Le Conseil d’Etat considère que le dispositif de calcul des droits à congés acquis au cours d’une période d’absence pour maladie non-professionnelle, ne peut être appliqué pour le passé sans être encadré : le calcul des droits à congés non définitivement acquis résultant d’absences pour maladies non-professionnelles survenues lors de périodes de référence doit permettre d’atteindre vingt-quatre jours sans pouvoir le dépasser.

S’agissant du droit au report de congé acquis avant ou pendant un arrêt maladie, le Conseil d’Etat évoque l’abondante jurisprudence de la Cour de justice de l’Union européenne relative à « l’exercice effectif » de son droit à congé par le salarié, lorsque, en raison de circonstances indépendantes de sa volonté, ce congé n’a pu être pris

  1.  ni au cours de la « période de référence » correspondant à la période d’acquisition des droits et de leur utilisation normale,
  2. ni, lorsque la législation nationale le prévoit, lors d’une « période de report » débutant à l’issue de la période de référence.

Une période de report d’exercice de ces droits à congés non utilisés doit être prévue, dans des conditions garantissant que l’employeur met le salarié « en mesure d’exercer de manière effective son droit à congé ».

La période de report est de 15 mois et le début de cette période de report doit être postérieur à la date de la reprise du travail, ainsi qu’à celle à laquelle l’employeur aura, après son retour, informé le salarié des droits à congés dont il dispose et du délai dans lequel ces congés doivent être pris.

Le Conseil d’Etat a redit que les actions en paiement d’indemnités compensatrices de congés payés se prescrivent par trois ans et a observé que la Cour de justice de l’Union européenne admet au titre de dispositions transitoires d’adaptation au droit de l’Union des délais de prescription ou de forclusion à compter de l’entrée en vigueur de nouvelles dispositions législatives.

Le gouvernement a déposé un amendement qui assure donc la mise en conformité du droit du travail français avec le droit de l'Union européenne, en prévoyant que les salariés dont le contrat est suspendu par un arrêt de travail continuent d’acquérir des droits à congés quelle que soit la cause de cet arrêt (professionnelle ou non professionnelle). Les salariés en arrêt de travail pour un accident ou une maladie d’origine non professionnelle pourront ainsi acquérir des congés payés, au rythme de deux jours ouvrables par mois, soit quatre semaines par an.

Le même amendement instaure un droit pour les salariés au report des congés qu’ils n’ont pu prendre en raison d’une maladie ou d’un accident.
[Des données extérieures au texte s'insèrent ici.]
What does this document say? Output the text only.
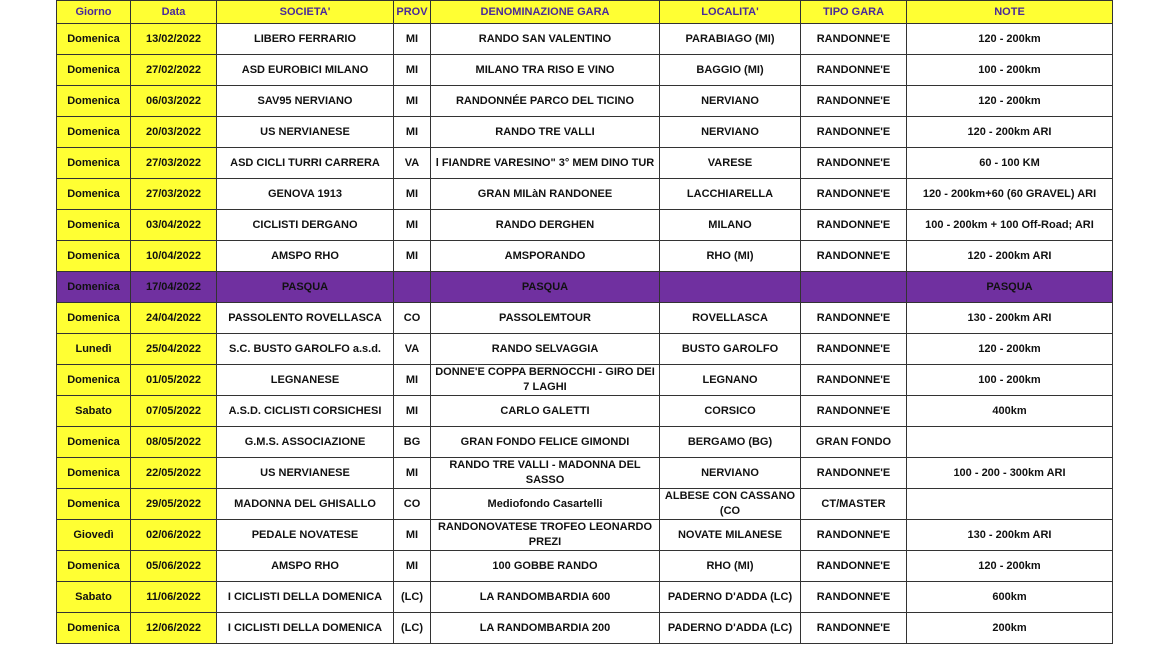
Giorno	Data	SOCIETA'	PROV	DENOMINAZIONE GARA	LOCALITA'	TIPO GARA	NOTE
Domenica	13/02/2022	LIBERO FERRARIO	MI	RANDO SAN VALENTINO	PARABIAGO (MI)	RANDONNE'E	120 - 200km
Domenica	27/02/2022	ASD EUROBICI MILANO	MI	MILANO TRA RISO E VINO	BAGGIO (MI)	RANDONNE'E	100 - 200km
Domenica	06/03/2022	SAV95 NERVIANO	MI	RANDONNÉE PARCO DEL TICINO	NERVIANO	RANDONNE'E	120 - 200km
Domenica	20/03/2022	US NERVIANESE	MI	RANDO TRE VALLI	NERVIANO	RANDONNE'E	120 - 200km ARI
Domenica	27/03/2022	ASD CICLI TURRI CARRERA	VA	l FIANDRE VARESINO" 3° MEM DINO TUR	VARESE	RANDONNE'E	60 - 100 KM
Domenica	27/03/2022	GENOVA 1913	MI	GRAN MILàN RANDONEE	LACCHIARELLA	RANDONNE'E	120 - 200km+60 (60 GRAVEL) ARI
Domenica	03/04/2022	CICLISTI DERGANO	MI	RANDO DERGHEN	MILANO	RANDONNE'E	100 - 200km + 100 Off-Road; ARI
Domenica	10/04/2022	AMSPO RHO	MI	AMSPORANDO	RHO (MI)	RANDONNE'E	120 - 200km ARI
Domenica	17/04/2022	PASQUA		PASQUA			PASQUA
Domenica	24/04/2022	PASSOLENTO ROVELLASCA	CO	PASSOLEMTOUR	ROVELLASCA	RANDONNE'E	130 - 200km ARI
Lunedì	25/04/2022	S.C. BUSTO GAROLFO a.s.d.	VA	RANDO SELVAGGIA	BUSTO GAROLFO	RANDONNE'E	120 - 200km
Domenica	01/05/2022	LEGNANESE	MI	DONNE'E COPPA BERNOCCHI - GIRO DEI 7 LAGHI	LEGNANO	RANDONNE'E	100 - 200km
Sabato	07/05/2022	A.S.D. CICLISTI CORSICHESI	MI	CARLO GALETTI	CORSICO	RANDONNE'E	400km
Domenica	08/05/2022	G.M.S. ASSOCIAZIONE	BG	GRAN FONDO FELICE GIMONDI	BERGAMO (BG)	GRAN FONDO	
Domenica	22/05/2022	US NERVIANESE	MI	RANDO TRE VALLI - MADONNA DEL SASSO	NERVIANO	RANDONNE'E	100 - 200 - 300km ARI
Domenica	29/05/2022	MADONNA DEL GHISALLO	CO	Mediofondo Casartelli	ALBESE CON CASSANO (CO	CT/MASTER	
Giovedì	02/06/2022	PEDALE NOVATESE	MI	RANDONOVATESE TROFEO LEONARDO PREZI	NOVATE MILANESE	RANDONNE'E	130 - 200km ARI
Domenica	05/06/2022	AMSPO RHO	MI	100 GOBBE RANDO	RHO (MI)	RANDONNE'E	120 - 200km
Sabato	11/06/2022	I CICLISTI DELLA DOMENICA	(LC)	LA RANDOMBARDIA 600	PADERNO D'ADDA (LC)	RANDONNE'E	600km
Domenica	12/06/2022	I CICLISTI DELLA DOMENICA	(LC)	LA RANDOMBARDIA 200	PADERNO D'ADDA (LC)	RANDONNE'E	200km
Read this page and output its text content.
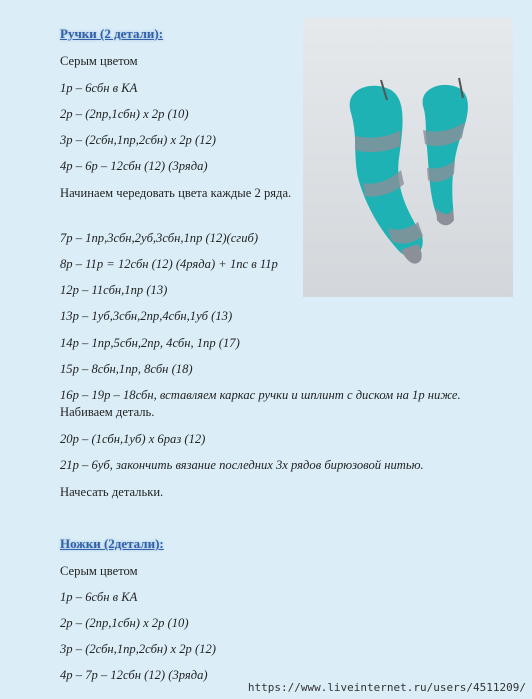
Ручки (2 детали):
Серым цветом
1р – 6сбн в КА
2р – (2пр,1сбн) х 2р (10)
3р – (2сбн,1пр,2сбн) х 2р (12)
4р – 6р – 12сбн (12) (3ряда)
Начинаем чередовать цвета каждые 2 ряда.
7р – 1пр,3сбн,2уб,3сбн,1пр (12)(сгиб)
8р – 11р = 12сбн (12) (4ряда) + 1пс в 11р
12р – 11сбн,1пр (13)
13р – 1уб,3сбн,2пр,4сбн,1уб (13)
14р – 1пр,5сбн,2пр, 4сбн, 1пр (17)
15р – 8сбн,1пр, 8сбн (18)
16р – 19р – 18сбн, вставляем каркас ручки и шплинт с диском на 1р ниже.
Набиваем деталь.
20р – (1сбн,1уб) х 6раз (12)
21р – 6уб, закончить вязание последних 3х рядов бирюзовой нитью.
Начесать детальки.
Ножки (2детали):
Серым цветом
1р – 6сбн в КА
2р – (2пр,1сбн) х 2р (10)
3р – (2сбн,1пр,2сбн) х 2р (12)
4р – 7р – 12сбн (12) (3ряда)
https://www.liveinternet.ru/users/4511209/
Fixé à 15 mois en cohérence avec la jurisprudence de la CJUE, ce délai de report court à compter de l’information que le salarié reçoit de son employeur, postérieurement à sa reprise d’activité, sur ses droits à congés.

L’amendement prévoit que ces règles d’acquisition et de report des droits à congés s’appliquent depuis le 1er décembre 2009. Il introduit un délai de forclusion de deux ans à compter de la publication de la loi, qui s’impose au salarié qui souhaiterait introduire une action en exécution du contrat de travail pour réclamer des congés qui auraient dû être acquis au cours de périodes d’arrêt maladie depuis le 1er décembre 2009.